Original results from T209301

I just spent some time playing with the search API to get a sense of the feasibility of this idea with our current search capabilities. I am concerned that search results won't be good enough for this feature to be useful, and I hope we can discuss. The two main problems I see are:

  • The search includes "question words" in what it's searching. So if I search "how to add a photo", it prioritizes results that include "how" and "to". I wonder if there's a way to consider those to be stop words.
  • There are a lot of pages in the Wikipedia and Help namespaces that definitely do not contain helpful information. For instance, if I search "how to change picture size", I get several pages about "featured picture" candidates and "picture of the day". Maybe @Trizek-WMF's idea of using categories could help if we encouraged communities to apply a category to all pages that could be helpful to a newbie, and then only those would be included in the search.

Also -- what are our expectations around how search performs in other languages? Is it known to perform similarly?

Here are some of the results I got when searching both the Wikipedia and Help namespaces (top three results for each). All top results came from the Wikipedia space:

  • "how to change picture size"
    • Wikipedia:How to improve image quality
    • Wikipedia:How to create charts for Wikipedia articles
    • Wikipedia:How to draw SVG circuits using Xcircuit
  • "edit got deleted"
    • Wikipedia:So your article got deleted
    • Wikipedia:Don't delete the main page
    • Wikipedia:Lamest edit wars
  • "can i cite a documentary"
    • Wikipedia:Articles for deletion/\"web documentary\
    • Wikipedia:Peer review/Lord of the Universe (documentary)/archive1
    • Wikipedia:Articles for deletion/Bloody Island (documentary)
  • "text i wrote disappeared"
    • Wikipedia:WikiProject Articles for creation/Help desk/Archives/2018 February 3
    • Wikipedia:WikiProject Military history/Assessment/Battle of Ostrach
    • Wikipedia:WikiProject Articles for creation/Help desk/Archives/2015 February 5

And here are the results when just restricting to the Help namespace:

  • "how to change picture size"
    • Help:Infobox picture
    • Help:Pictures
    • Help:Files
  • "edit got deleted"
    • Help:Wikipedia: The Missing Manual/Editing, creating, and maintaining articles/Editing for the first time
    • Help:Wikipedia: The Missing Manual/Editing, creating, and maintaining articles/Documenting your sources
    • Help:Wikipedia: The Missing Manual/Customizing Wikipedia/Easier editing with JavaScript
  • "can i cite a documentary"
    • Help:Maintenance template removal
    • (no other results)
  • "text i wrote disappeared"
    • (no results)

Event Timeline

EBernhardson added a comment.EditedMar 5 2019, 9:26 PM

Honestly I'm a bit surprised you ever got reasonable results from testwiki, the content that exists there is very incomplete. I checked the top 3 pages you reported for how to change picture size and none of them exist on testwiki:

https://test.wikipedia.org/wiki/Wikipedia:How_to_improve_image_quality
https://test.wikipedia.org/wiki/Wikipedia:How_to_create_charts_for_Wikipedia_articles
https://test.wikipedia.org/wiki/Wikipedia:How_to_draw_SVG_circuits_using_Xcircuit

I might suggest if you want a better testwiki demo, maybe there could be a config somewhere that tells it to query enwiki when running on testwiki?

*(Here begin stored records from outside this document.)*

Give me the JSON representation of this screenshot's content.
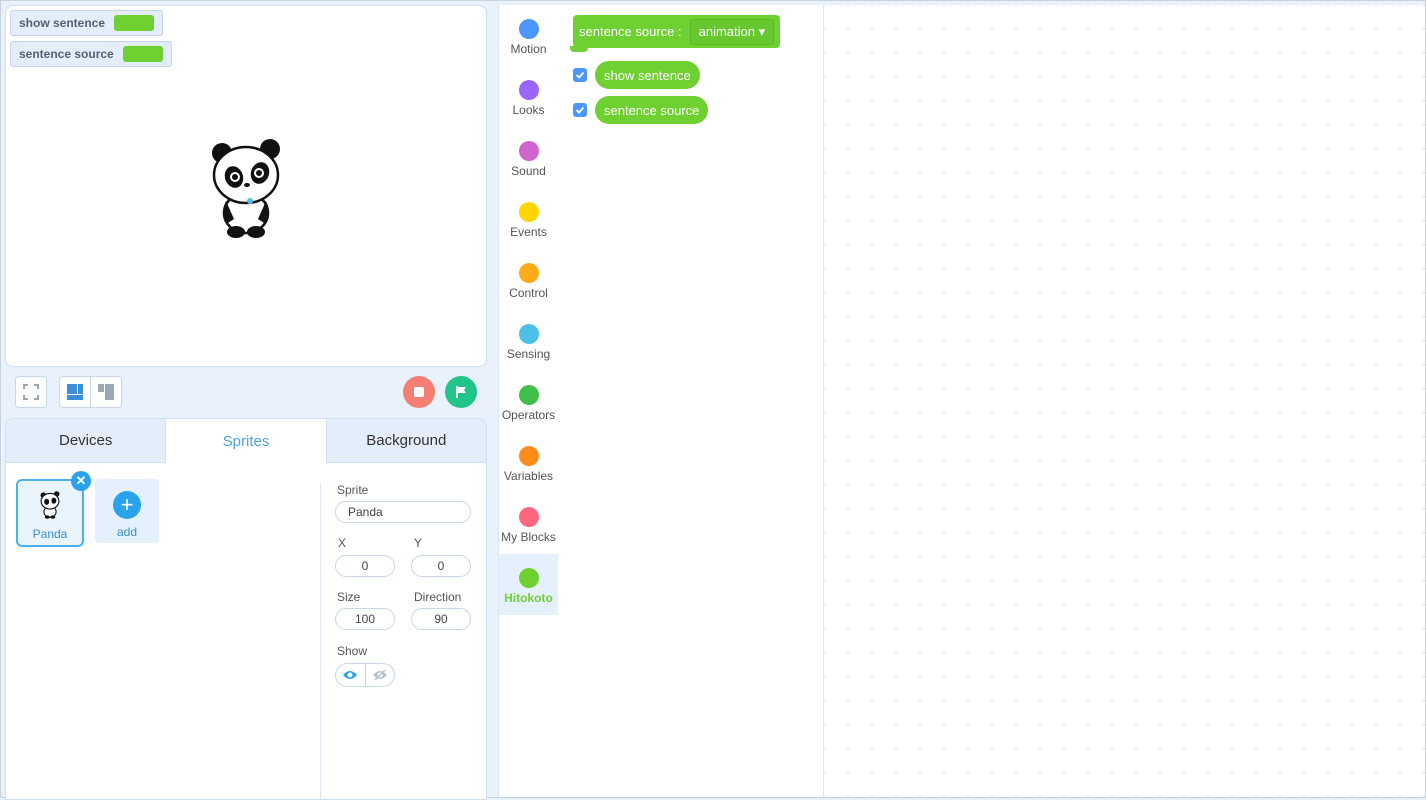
{
  "stage": {
    "monitors": [
      {
        "label": "show sentence"
      },
      {
        "label": "sentence source"
      }
    ],
    "sprite_icon": "panda-icon"
  },
  "stage_controls": {
    "fullscreen_icon": "fullscreen-icon",
    "layout_icons": [
      "large-stage-icon",
      "small-stage-icon"
    ],
    "stop_icon": "stop-icon",
    "go_icon": "green-flag-icon",
    "colors": {
      "stop": "#f47f72",
      "go": "#21c58a"
    }
  },
  "tabs": [
    {
      "label": "Devices",
      "active": false
    },
    {
      "label": "Sprites",
      "active": true
    },
    {
      "label": "Background",
      "active": false
    }
  ],
  "sprites": {
    "items": [
      {
        "name": "Panda",
        "selected": true
      }
    ],
    "add_label": "add",
    "delete_icon": "close-icon",
    "add_icon": "plus-icon"
  },
  "sprite_props": {
    "sprite_label": "Sprite",
    "sprite_name": "Panda",
    "x_label": "X",
    "x_value": "0",
    "y_label": "Y",
    "y_value": "0",
    "size_label": "Size",
    "size_value": "100",
    "direction_label": "Direction",
    "direction_value": "90",
    "show_label": "Show",
    "show_icons": [
      "eye-icon",
      "eye-off-icon"
    ]
  },
  "categories": [
    {
      "name": "Motion",
      "color": "#4c97ff"
    },
    {
      "name": "Looks",
      "color": "#9966ff"
    },
    {
      "name": "Sound",
      "color": "#cf63cf"
    },
    {
      "name": "Events",
      "color": "#ffd500"
    },
    {
      "name": "Control",
      "color": "#ffab19"
    },
    {
      "name": "Sensing",
      "color": "#4cbfe6"
    },
    {
      "name": "Operators",
      "color": "#40bf4a"
    },
    {
      "name": "Variables",
      "color": "#ff8c1a"
    },
    {
      "name": "My Blocks",
      "color": "#ff6680"
    },
    {
      "name": "Hitokoto",
      "color": "#6fd032",
      "active": true
    }
  ],
  "palette": {
    "hat_block": {
      "label": "sentence source :",
      "dropdown": "animation ▾"
    },
    "reporters": [
      {
        "label": "show sentence",
        "checked": true
      },
      {
        "label": "sentence source",
        "checked": true
      }
    ],
    "block_color": "#6fd032"
  }
}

Is it possible that the initial results were obtained in betalabs (which is configured to search on en.wikipedia.org) and the new results are from testwiki (which is configured to search itself)?

MMiller_WMF closed this task as Invalid.Mar 6 2019, 12:02 AM

@EBernhardson @SBisson -- you're right. I was using Test Wiki when I should have been using Beta. I forgot which one was hooked up to the en.wikipedia.org search results. Sorry about this -- I'm closing as invalid. Thank you for taking me seriously.